Tetapi gunakan akal sehat. Pilah-pilihlah. Bandingkanlah. Lalu ikutilah yang
terbaik. Sebagaimana perintah Qur’an.
QS. Al-Zumar[39]: 18
الَّذِينَ يَسْتَمِعُونَ
الْقَوْلَ فَيَتَّبِعُونَ أَحْسَنَهُ ۚ أُولَٰئِكَ الَّذِينَ هَدَاهُمُ اللَّهُ ۖ وَأُولَٰئِكَ هُمْ أُولُو الْأَلْبَابِ
Yang MENDENGARKAN PERKATAAN lalu MENGIKUTI
apa yang PALING BAIK di antaranya.
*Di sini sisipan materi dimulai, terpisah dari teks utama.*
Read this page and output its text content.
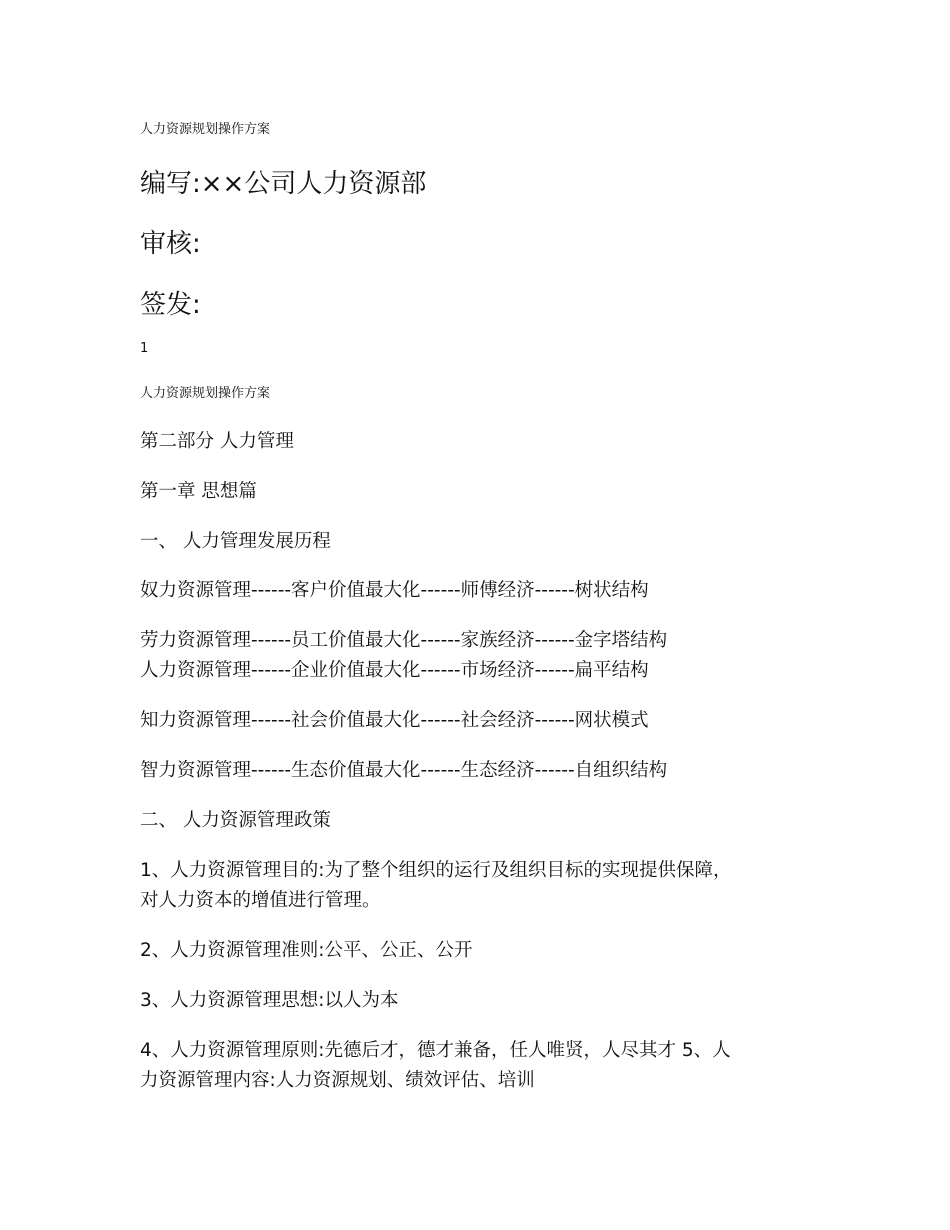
人力资源规划操作方案

编写:××公司人力资源部

审核:

签发:

1

人力资源规划操作方案

第二部分 人力管理

第一章 思想篇

一、 人力管理发展历程

奴力资源管理------客户价值最大化------师傅经济------树状结构

劳力资源管理------员工价值最大化------家族经济------金字塔结构

人力资源管理------企业价值最大化------市场经济------扁平结构

知力资源管理------社会价值最大化------社会经济------网状模式

智力资源管理------生态价值最大化------生态经济------自组织结构

二、 人力资源管理政策

1、人力资源管理目的:为了整个组织的运行及组织目标的实现提供保障，

对人力资本的增值进行管理。

2、人力资源管理准则:公平、公正、公开

3、人力资源管理思想:以人为本

4、人力资源管理原则:先德后才，德才兼备，任人唯贤，人尽其才 5、人

力资源管理内容:人力资源规划、绩效评估、培训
Mereka itulah orang-orang yang telah diberi
Allah PETUNJUK dan mereka itulah orang-orang yang MEMPUNYAI AKAL.
Qur’an tidak pernah mengartikan syaykh
sebagai guru. Tidak ditemukan juga kata ustaadz atau asaatidz.
Rasul pun menyebut pengikutnya sebagai Sahabat. Meski begitu, jika kebetulan
kita punya murid-murid, jadilah guru yang mau dikoreksi pendapatnya dengan
Qur’an. Kita mesti rendah hati, bahwa pendapat kita gugur jika bertentangan
dengan Qur’an.
Pernyataan Al-Bushthomiy di atas,
lebih tepatnya artinya begini: Siapa yang meyakini sebuah akidah, ibadah dan
praktik spiritual dengan sekehendaknya sendiri—tanpa rujukan Qur’an, Hadis
sahih dan ulama, maka orang tersebut akan disesatkan setan.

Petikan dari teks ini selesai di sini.